The Royals hadn’t been relevant since the 1980s, and even George Brett knew it. The Royals were coming off of a 100-loss season heading into that 2003 season, and hadn’t won more than 75 games since 1993, the year Brett retired.

Fast-forward 11 years and the Royals are taking on the 2010 and 2012 World Series champion San Francisco Giants in their first World Series since 1985. Perhaps no team in baseball needed to reach this World Series more than the Royals, and here are three reasons why:

1. Attendance

The Royals have ranked near the bottom of the American League in attendance each year since 1985. In fact, KC has finished 10th or worse out of 14 teams (15 with the 2013 addition of the Astros) each season since 1993. The Royals have struggled to average over 20,000 fans per game since 1993.

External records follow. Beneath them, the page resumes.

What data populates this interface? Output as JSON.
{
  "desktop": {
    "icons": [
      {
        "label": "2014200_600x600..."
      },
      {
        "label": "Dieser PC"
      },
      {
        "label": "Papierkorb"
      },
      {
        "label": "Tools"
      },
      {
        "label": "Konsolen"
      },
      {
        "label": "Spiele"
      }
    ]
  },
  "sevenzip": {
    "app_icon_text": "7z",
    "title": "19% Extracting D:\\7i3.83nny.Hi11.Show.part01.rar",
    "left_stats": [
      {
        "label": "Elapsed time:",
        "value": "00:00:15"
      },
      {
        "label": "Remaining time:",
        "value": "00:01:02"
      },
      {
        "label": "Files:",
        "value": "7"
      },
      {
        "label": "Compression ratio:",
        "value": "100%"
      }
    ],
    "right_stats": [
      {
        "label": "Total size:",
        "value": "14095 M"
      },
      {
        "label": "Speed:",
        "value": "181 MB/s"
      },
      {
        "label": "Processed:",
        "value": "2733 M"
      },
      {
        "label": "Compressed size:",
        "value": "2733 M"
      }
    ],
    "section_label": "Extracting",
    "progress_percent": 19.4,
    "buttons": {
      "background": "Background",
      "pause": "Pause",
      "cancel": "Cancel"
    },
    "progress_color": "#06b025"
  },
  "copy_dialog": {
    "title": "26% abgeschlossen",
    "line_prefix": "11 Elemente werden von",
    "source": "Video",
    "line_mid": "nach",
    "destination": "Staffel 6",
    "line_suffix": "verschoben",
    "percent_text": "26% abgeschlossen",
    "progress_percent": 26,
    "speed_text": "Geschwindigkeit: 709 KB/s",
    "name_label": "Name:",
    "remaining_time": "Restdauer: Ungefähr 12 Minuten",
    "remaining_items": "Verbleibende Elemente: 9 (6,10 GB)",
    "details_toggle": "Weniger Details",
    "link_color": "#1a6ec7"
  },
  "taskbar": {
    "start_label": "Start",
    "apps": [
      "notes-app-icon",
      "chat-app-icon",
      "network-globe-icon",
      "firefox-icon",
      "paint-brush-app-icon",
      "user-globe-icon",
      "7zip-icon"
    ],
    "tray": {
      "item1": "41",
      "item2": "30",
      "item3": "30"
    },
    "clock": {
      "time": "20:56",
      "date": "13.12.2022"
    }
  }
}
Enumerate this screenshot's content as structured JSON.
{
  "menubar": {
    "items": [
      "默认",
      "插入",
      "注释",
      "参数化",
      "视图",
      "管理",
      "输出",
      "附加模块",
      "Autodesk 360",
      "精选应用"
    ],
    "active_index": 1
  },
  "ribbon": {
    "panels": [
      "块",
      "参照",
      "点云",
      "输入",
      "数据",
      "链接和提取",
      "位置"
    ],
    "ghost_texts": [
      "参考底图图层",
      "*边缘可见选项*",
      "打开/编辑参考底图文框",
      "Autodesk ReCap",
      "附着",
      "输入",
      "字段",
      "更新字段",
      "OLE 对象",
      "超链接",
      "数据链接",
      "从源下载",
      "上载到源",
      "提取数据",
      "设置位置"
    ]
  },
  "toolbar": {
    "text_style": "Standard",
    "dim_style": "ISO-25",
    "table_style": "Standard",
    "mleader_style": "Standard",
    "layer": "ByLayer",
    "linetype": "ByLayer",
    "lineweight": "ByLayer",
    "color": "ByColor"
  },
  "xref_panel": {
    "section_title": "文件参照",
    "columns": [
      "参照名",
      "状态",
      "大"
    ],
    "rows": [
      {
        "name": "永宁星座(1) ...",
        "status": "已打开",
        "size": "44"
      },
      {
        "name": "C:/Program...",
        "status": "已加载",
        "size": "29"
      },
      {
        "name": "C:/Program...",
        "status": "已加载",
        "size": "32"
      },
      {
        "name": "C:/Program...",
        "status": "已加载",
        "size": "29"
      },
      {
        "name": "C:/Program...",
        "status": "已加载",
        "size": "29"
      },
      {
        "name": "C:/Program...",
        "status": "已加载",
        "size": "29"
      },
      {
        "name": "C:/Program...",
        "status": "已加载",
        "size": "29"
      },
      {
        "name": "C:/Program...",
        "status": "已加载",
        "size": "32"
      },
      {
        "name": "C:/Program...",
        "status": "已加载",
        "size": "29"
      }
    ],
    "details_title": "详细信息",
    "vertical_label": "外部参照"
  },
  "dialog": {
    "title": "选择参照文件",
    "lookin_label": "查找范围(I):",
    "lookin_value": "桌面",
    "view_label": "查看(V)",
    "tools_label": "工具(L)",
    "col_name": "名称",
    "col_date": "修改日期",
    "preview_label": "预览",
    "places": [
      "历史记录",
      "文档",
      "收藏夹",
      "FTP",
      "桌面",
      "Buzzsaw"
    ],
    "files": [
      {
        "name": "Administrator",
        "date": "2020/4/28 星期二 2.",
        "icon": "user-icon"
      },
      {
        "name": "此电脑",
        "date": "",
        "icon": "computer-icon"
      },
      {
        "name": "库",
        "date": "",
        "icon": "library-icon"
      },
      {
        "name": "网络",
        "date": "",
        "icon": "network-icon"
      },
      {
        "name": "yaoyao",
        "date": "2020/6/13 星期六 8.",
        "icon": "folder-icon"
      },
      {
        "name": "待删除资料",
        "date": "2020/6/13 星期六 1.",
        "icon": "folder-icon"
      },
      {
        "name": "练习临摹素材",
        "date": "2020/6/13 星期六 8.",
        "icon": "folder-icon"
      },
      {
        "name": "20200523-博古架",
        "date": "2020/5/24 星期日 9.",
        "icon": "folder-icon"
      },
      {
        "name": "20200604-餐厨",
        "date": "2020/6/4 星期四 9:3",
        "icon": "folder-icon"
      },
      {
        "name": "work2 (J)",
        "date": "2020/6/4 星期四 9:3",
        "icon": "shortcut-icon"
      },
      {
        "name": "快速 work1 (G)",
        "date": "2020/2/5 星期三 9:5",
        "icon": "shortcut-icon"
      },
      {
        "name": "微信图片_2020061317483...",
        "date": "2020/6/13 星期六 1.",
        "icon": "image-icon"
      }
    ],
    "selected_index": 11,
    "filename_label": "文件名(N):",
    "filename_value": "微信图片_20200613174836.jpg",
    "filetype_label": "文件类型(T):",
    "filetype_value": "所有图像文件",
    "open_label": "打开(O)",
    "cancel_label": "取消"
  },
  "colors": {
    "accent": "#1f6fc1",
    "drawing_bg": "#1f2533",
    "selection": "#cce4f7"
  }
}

Clearly there is correlation between wins and attendance, though at times Kauffman Stadium still looked like a ghost town this winning season.

(John Rieger-USA TODAY Sports)
(John Rieger-USA TODAY Sports)

In 2014, the Royals ranked 11 out of 15 in attendance with just over 24,000 per game. Maybe fans were hesitant to buy into the team’s newfound success, or maybe it was just too late for fans that had stopped caring years ago? Whatever the reason, the Royals need this World Series to re-energize their fan base.

2. Team Value

In addition to low attendance, the Royals are also one of the smallest market teams in MLB. Kansas City is ranked 27th in MLB in sponsorship dollars and dead last in media rights value. The club resides in the second-smallest metropolitan area among MLB teams. Forbes valued the organization at only $490 million, just $5 million above the last-place Tampa Bay Rays.

(John Rieger-USA TODAY Sports)
(John Rieger-USA TODAY Sports)

With Royals fever sweeping through the Kansas City area and increased national exposure, the organization’s fan base is increasing right before our eyes. A World Series victory would mean more partnerships and awareness for the club.

3. Team Revenues

In March of 2014, the Royals were ranked second to last in MLB in team revenue at $178 million. Only the Miami Marlins rank lower. That’s compared to the first place New York Yankees at $461 million and the Royals’ neighboring St. Louis Cardinals at $283 million. Team revenues include all dollars earned for a team and its stadium where applicable.

In 2014 the Royals’ payroll was a franchise record at just over $90 million by the end of the season. However, this was not unexpected, as most clubs set payroll at around 50 percent of revenues.

The Royals are banking on their unprecedented World Series run to maximize revenues next year, meaning the team can invest more money in its roster.